TITK koordiniert neues Projekt: Biobasiertes Nahtmaterial für Chirurgen

Für den Wundverschluss nach einer Operation könnte schon bald ein neuartiger Faden zur Verfügung stehen. Biobasiert und bioabbaubar – diese Eigenschaften will ein gerade gestartetes Forschungs- und Entwicklungsprojekt in einem  chirurgischen Nahtmaterial vereinen. So etwas gibt es zwar schon. Aber nicht aus einem hochreinen Ausgangsstoff, den Mikroorganismen produzieren.

„Wir wollen ein Produkt entwickeln, das nicht  auf petrochemischen Rohstoffen basiert und dank seiner besonders guten Verträglichkeit im menschlichen Körper keinerlei toxische Nebenprodukte zurücklässt“,  so Projektkoordinator Dr. Rüdiger Strubl vom Thüringischen Institut für Textil- und Kunststoff-Forschung e.V. Vier Unternehmen aus Bayern und Sachsen haben sich hierzu mit dem Rudolstädter Institut zusammengetan. Unter der Überschrift „Herstellung von biobasierten Polyester-Urethan-Fasern für medizinische Anwendungen“ laufen in den nächsten drei Jahren im wahrsten Sinne des Wortes alle Fäden im TITK zusammen. Ziel ist eine Faser aus Biopolymeren, die sich für medizinische Anwendungen besser eignet als alles derzeit Verfügbare.

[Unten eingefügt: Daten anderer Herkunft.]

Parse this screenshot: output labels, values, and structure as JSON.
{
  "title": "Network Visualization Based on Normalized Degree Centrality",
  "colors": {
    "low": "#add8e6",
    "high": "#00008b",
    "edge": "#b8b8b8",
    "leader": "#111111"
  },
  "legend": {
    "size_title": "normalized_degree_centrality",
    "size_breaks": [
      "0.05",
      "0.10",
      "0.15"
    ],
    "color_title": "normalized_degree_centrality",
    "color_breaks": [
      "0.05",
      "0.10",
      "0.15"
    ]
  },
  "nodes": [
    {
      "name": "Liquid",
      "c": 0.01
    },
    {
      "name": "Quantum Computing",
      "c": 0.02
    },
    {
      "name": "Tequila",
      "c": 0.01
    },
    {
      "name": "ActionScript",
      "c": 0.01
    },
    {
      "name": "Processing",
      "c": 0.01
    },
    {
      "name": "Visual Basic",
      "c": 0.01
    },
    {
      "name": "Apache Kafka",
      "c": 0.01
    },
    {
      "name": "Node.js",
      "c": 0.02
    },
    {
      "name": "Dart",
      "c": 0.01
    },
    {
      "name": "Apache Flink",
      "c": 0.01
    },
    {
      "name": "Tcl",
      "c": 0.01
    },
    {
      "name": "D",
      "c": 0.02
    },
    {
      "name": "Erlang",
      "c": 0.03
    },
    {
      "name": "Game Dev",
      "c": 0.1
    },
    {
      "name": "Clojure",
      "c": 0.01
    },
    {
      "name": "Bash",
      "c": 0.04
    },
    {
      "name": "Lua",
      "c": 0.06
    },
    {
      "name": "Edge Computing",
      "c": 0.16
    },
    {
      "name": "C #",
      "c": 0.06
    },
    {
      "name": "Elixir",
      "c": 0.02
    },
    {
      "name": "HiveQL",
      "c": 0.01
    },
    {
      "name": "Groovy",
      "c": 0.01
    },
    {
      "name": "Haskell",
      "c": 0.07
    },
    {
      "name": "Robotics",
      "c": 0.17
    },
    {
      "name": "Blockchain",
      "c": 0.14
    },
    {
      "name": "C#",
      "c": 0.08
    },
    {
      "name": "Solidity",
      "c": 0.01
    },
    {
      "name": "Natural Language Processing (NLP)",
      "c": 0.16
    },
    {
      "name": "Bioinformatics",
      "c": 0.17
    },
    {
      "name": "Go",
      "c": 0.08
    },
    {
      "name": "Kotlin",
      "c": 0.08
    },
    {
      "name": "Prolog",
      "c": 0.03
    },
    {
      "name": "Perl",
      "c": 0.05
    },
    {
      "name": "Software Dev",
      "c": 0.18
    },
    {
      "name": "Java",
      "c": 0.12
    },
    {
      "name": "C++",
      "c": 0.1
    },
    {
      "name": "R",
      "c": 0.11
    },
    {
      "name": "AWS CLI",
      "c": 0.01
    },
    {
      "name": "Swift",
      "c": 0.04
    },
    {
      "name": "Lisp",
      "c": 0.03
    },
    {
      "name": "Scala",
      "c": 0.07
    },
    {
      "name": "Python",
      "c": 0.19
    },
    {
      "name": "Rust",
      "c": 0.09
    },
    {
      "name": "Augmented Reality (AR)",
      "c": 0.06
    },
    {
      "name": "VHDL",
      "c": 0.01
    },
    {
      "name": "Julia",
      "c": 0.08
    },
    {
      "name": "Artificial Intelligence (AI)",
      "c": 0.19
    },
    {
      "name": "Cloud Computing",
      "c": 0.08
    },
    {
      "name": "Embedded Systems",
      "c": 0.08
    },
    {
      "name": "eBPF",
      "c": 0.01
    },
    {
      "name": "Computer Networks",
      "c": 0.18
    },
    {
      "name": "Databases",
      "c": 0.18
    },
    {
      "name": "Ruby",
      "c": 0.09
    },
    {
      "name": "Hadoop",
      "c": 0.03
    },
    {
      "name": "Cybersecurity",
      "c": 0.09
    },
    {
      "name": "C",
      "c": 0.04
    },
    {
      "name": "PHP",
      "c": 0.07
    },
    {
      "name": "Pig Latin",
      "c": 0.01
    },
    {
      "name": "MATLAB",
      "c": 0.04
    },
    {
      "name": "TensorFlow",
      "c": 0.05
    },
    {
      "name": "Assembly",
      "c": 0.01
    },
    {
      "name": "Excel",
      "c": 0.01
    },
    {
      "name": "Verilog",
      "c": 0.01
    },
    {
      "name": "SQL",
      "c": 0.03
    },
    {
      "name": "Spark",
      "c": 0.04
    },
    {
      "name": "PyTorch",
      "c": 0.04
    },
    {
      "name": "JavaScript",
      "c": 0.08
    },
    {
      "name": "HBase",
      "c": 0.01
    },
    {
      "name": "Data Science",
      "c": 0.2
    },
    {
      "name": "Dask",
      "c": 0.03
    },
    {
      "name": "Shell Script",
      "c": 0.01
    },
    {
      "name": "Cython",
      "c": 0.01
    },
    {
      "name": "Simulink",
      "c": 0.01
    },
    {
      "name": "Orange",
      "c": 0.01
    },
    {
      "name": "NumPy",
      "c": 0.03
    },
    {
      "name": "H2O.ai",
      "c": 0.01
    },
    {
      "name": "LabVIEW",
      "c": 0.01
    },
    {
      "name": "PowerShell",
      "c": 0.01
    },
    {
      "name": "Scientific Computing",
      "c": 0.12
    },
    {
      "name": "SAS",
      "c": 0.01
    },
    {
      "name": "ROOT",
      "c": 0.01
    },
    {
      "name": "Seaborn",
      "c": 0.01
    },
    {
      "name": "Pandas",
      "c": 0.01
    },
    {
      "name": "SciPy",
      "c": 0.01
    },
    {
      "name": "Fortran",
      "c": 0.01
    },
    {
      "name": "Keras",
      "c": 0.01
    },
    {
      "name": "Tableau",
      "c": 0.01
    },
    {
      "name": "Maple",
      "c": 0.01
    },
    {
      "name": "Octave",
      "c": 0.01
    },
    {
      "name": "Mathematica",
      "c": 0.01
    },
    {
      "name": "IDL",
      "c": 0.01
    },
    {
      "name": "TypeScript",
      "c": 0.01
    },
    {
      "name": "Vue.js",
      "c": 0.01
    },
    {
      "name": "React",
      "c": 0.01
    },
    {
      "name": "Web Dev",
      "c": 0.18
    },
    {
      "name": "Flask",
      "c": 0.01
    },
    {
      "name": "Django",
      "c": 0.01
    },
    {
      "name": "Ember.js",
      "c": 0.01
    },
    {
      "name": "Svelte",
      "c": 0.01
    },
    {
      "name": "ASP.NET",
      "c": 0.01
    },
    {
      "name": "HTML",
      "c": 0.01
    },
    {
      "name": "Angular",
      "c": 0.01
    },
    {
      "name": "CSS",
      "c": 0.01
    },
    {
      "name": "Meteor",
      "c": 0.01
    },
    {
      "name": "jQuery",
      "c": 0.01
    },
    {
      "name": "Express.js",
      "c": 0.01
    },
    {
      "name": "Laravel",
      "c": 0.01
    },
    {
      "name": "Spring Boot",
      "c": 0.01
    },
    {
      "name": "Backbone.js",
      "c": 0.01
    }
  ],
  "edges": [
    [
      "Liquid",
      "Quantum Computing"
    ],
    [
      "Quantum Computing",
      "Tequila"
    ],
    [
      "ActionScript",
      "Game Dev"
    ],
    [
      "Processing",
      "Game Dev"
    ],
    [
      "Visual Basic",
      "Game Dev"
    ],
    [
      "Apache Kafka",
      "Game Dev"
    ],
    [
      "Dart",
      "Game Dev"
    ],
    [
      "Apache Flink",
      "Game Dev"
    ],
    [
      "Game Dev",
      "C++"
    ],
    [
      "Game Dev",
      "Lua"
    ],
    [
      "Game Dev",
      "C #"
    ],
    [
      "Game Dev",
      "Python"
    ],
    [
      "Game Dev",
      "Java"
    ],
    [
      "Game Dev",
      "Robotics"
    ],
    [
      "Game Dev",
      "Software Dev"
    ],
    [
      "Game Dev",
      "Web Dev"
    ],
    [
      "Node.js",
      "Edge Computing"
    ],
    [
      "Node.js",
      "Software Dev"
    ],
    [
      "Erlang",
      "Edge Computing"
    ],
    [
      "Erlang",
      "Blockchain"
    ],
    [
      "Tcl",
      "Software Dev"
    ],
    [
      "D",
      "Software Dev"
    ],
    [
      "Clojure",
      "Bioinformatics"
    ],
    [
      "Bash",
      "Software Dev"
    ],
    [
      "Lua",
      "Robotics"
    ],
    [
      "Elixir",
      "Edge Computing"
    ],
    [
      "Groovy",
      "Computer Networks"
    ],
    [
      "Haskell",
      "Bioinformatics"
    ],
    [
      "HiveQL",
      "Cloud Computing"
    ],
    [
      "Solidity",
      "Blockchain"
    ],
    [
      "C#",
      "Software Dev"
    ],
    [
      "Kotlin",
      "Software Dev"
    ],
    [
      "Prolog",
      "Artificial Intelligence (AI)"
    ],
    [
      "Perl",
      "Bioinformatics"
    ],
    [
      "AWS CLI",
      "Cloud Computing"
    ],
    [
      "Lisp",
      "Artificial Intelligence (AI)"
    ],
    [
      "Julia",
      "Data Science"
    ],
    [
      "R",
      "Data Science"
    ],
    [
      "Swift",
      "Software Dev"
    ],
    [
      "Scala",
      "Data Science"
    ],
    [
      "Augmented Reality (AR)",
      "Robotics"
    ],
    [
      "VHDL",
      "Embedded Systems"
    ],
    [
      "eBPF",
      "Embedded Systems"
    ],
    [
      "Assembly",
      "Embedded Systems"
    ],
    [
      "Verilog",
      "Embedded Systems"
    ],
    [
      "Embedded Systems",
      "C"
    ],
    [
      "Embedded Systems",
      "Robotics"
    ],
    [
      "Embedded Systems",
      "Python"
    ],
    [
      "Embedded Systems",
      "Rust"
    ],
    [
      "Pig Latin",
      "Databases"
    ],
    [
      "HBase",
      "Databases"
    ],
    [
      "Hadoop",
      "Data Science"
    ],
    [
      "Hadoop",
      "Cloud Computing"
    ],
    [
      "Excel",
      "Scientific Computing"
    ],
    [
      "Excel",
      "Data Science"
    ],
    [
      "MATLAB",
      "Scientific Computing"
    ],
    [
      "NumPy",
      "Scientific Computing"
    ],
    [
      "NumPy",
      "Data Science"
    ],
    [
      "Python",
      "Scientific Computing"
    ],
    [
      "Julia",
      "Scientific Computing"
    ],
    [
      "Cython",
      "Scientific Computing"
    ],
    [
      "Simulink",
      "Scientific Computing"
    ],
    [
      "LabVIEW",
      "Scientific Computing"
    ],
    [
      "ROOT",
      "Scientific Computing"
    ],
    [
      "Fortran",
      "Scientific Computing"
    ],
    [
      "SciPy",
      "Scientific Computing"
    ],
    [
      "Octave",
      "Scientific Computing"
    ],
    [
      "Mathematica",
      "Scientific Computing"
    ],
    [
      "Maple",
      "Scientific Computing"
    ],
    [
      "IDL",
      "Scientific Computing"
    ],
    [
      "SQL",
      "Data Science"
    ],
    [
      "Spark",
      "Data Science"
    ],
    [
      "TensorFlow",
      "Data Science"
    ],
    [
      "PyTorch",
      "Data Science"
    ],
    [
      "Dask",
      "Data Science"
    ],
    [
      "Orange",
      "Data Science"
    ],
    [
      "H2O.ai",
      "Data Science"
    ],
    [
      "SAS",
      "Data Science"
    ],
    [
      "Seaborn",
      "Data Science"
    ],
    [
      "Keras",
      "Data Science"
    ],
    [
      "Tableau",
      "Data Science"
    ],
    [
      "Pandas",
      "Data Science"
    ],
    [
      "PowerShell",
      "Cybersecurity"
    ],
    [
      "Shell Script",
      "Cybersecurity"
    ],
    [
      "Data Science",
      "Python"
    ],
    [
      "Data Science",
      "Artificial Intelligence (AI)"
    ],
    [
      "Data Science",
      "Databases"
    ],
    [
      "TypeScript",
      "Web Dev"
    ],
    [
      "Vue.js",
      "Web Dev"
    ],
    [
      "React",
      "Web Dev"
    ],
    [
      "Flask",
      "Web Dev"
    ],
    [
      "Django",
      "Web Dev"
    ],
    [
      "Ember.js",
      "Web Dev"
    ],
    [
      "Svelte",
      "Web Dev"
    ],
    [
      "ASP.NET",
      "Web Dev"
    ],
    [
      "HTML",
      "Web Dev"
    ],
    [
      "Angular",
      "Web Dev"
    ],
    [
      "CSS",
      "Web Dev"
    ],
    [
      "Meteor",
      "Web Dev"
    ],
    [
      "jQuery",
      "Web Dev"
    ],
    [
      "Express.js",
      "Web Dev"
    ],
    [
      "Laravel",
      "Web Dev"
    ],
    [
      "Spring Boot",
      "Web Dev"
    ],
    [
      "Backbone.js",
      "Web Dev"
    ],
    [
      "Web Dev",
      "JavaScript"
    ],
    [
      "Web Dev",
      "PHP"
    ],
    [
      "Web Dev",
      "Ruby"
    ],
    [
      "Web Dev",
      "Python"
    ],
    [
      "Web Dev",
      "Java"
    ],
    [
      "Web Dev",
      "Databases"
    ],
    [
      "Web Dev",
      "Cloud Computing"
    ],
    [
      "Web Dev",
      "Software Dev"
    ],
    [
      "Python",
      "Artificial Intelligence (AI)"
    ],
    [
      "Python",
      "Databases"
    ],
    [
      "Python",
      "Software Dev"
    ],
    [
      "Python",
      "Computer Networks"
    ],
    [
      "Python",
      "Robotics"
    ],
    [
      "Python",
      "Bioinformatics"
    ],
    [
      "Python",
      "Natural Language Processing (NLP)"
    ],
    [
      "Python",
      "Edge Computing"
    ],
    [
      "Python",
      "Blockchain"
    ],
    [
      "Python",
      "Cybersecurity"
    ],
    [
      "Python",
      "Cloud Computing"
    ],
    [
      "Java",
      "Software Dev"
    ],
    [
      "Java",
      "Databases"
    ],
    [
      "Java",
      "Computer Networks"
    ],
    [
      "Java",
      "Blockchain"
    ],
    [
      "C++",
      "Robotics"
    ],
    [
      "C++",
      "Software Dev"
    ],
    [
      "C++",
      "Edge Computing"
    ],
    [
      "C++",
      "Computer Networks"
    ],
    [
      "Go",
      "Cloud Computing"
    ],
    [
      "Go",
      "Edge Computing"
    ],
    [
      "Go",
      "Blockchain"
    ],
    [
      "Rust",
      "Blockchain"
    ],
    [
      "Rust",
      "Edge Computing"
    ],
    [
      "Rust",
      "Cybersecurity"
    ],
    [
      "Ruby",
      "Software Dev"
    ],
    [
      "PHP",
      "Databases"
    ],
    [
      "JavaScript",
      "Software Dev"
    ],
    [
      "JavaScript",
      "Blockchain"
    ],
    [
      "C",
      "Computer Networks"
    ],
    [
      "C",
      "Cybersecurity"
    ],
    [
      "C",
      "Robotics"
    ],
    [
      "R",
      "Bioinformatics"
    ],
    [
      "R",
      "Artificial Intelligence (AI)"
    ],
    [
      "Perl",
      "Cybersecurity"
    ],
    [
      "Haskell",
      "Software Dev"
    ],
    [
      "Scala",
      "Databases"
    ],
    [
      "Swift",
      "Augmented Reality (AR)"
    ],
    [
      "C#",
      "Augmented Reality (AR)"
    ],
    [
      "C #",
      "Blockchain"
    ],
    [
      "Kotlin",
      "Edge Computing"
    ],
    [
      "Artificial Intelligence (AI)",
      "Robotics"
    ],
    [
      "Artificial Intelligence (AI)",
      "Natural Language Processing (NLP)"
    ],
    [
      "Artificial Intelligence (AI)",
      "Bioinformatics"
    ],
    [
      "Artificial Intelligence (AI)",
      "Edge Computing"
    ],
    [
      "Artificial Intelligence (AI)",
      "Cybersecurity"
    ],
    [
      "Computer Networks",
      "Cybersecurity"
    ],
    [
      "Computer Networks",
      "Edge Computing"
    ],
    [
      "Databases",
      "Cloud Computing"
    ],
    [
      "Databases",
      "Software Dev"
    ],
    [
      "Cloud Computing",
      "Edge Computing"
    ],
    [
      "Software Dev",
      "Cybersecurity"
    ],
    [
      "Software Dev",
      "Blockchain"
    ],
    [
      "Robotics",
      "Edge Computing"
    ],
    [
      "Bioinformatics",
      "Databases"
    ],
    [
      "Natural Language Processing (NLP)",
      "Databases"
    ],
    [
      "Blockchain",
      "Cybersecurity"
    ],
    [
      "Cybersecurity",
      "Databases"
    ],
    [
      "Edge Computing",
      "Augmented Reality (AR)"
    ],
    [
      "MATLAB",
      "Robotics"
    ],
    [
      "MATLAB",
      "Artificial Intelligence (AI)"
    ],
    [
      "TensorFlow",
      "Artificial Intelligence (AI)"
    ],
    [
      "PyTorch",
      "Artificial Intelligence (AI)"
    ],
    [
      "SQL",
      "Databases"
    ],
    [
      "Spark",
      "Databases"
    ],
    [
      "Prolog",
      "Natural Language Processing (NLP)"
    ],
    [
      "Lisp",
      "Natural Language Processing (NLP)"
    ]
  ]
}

Den Grundstein dafür legt das Ausgangsmaterial – ein hochreiner Polyester-Rohstoff natürlichen Ursprungs. Er wird von Mikroorganismen erzeugt und durch die Fritzmeier Umwelttechnik GmbH aus Großhelfendorf (Bayern) geliefert. Projektpartner UnaveraChemLab aus Mittenwald (Bayern) modifiziert dieses Material so, dass es Fasern bilden kann. Das Rudolstädter Institut testet anschließend die Herstellung und Verarbeitung der Fasern insbesondere im Schmelzspinnverfahren. Dabei wird das geschmolzene Biopolymer durch feine Düsen gepresst und ergibt auf diese Weise Endlosfasern, sogenannte Filamente. Herauskommen sollen einerseits feine Multifilamente mit geringen Durchmessern für textile Herstellungsprozesse. Andererseits auch dickere Fasern, die als Monofile Vlies- oder Verbundwerkstoffe verstärken können.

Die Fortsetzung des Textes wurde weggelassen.